Disney+ has ten genre categories and, in Australia, divides its website into two halves – the kid-friendly Disney section, and the adult-oriented Star section (as well, of course, as the Disney+ Originals section). When you actually explore these genre categories, you’ll find that all of them are arranged alphabetically. There is no way to divide them up by tones, awards, subgenres; one just scrolls through, starting at A and working your way to Z. It turns out this makes searching for a movie unbelievably tedious. The subgenre categorisations of other streaming services reminds me of looking at the video store when I was a kid, cycling through cool pictures that spark my imagination; Alphabetical order doesn’t quite spark my imagination the same way. The closest it has to categories are franchise categories – not just grouping together movies like the Star Wars or Marvel series, but episodes of shows (like all the Christmas episodes of The Simpsons). But this is also straight up counterintuitive; when I want to find Alien movies, I search for Alien movies.

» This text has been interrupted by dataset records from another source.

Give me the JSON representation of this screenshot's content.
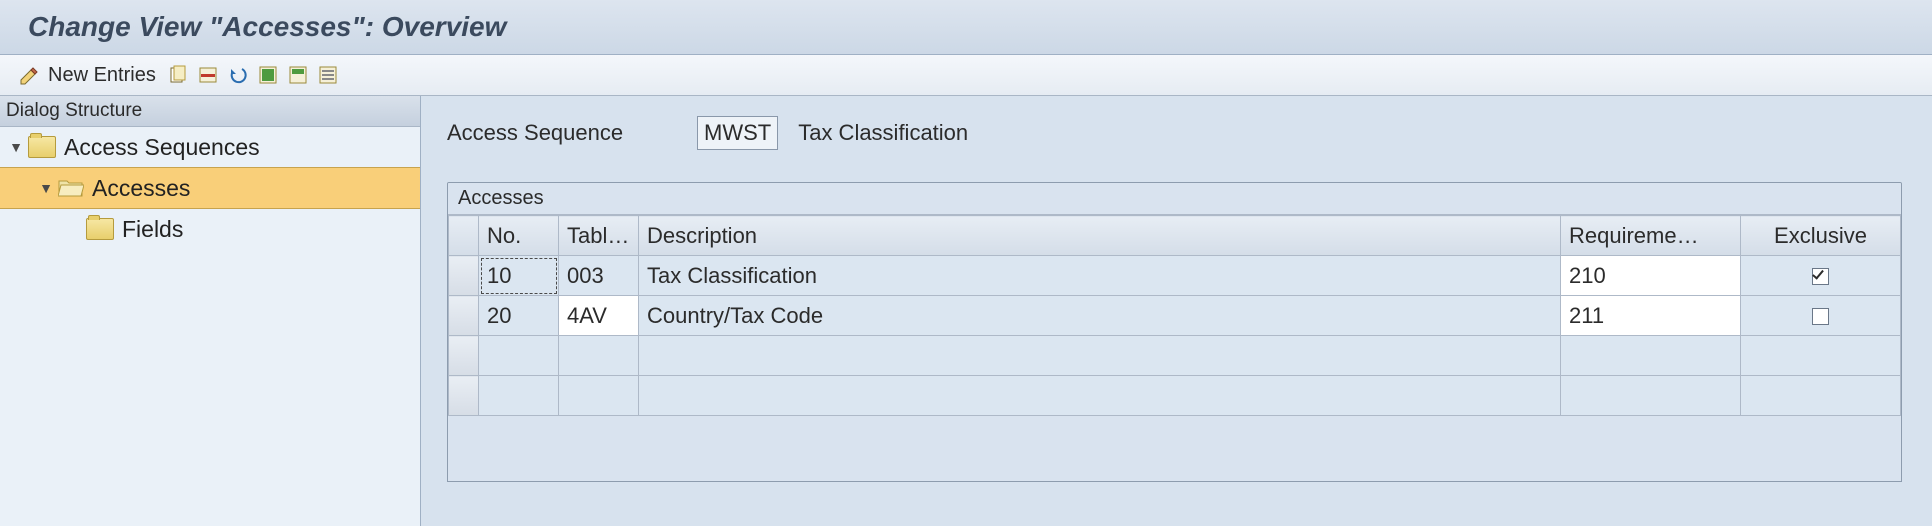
{
  "header": {
    "title": "Change View \"Accesses\": Overview"
  },
  "toolbar": {
    "new_entries_label": "New Entries"
  },
  "tree": {
    "header": "Dialog Structure",
    "items": [
      {
        "label": "Access Sequences",
        "level": 0,
        "expanded": true,
        "selected": false,
        "open": false
      },
      {
        "label": "Accesses",
        "level": 1,
        "expanded": true,
        "selected": true,
        "open": true
      },
      {
        "label": "Fields",
        "level": 2,
        "expanded": false,
        "selected": false,
        "open": false
      }
    ]
  },
  "detail": {
    "label": "Access Sequence",
    "code": "MWST",
    "description": "Tax Classification"
  },
  "table": {
    "title": "Accesses",
    "columns": {
      "no": "No.",
      "table": "Tabl…",
      "description": "Description",
      "requirement": "Requireme…",
      "exclusive": "Exclusive"
    },
    "rows": [
      {
        "no": "10",
        "table": "003",
        "description": "Tax Classification",
        "requirement": "210",
        "exclusive": true
      },
      {
        "no": "20",
        "table": "4AV",
        "description": "Country/Tax Code",
        "requirement": "211",
        "exclusive": false
      }
    ]
  }
}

It’s when I’m watching TV shows that it becomes maddeningly counterintuitive. I generally watch one episode of a show at a time, and most streaming services will pick up that I closed down the episode mid-credits and automatically start up the next one when I click on the “continue watching” option. Disney+ does not. If I click on the show icon in order to go to its page, most streaming services will jump to whichever episode I’m currently up to. Disney+… does not. I have to click through the seasons and then episodes of each season to find where I’m up to. The fact that it is the only service with these design problems and that it came long after most of them is what makes it even more infuriating; it makes the whole thing feel almost maliciously annoying. You’re not even the fifth out of the gate! Surely you could learn from the mistakes and successes of the people who carved the path! Fucking hell.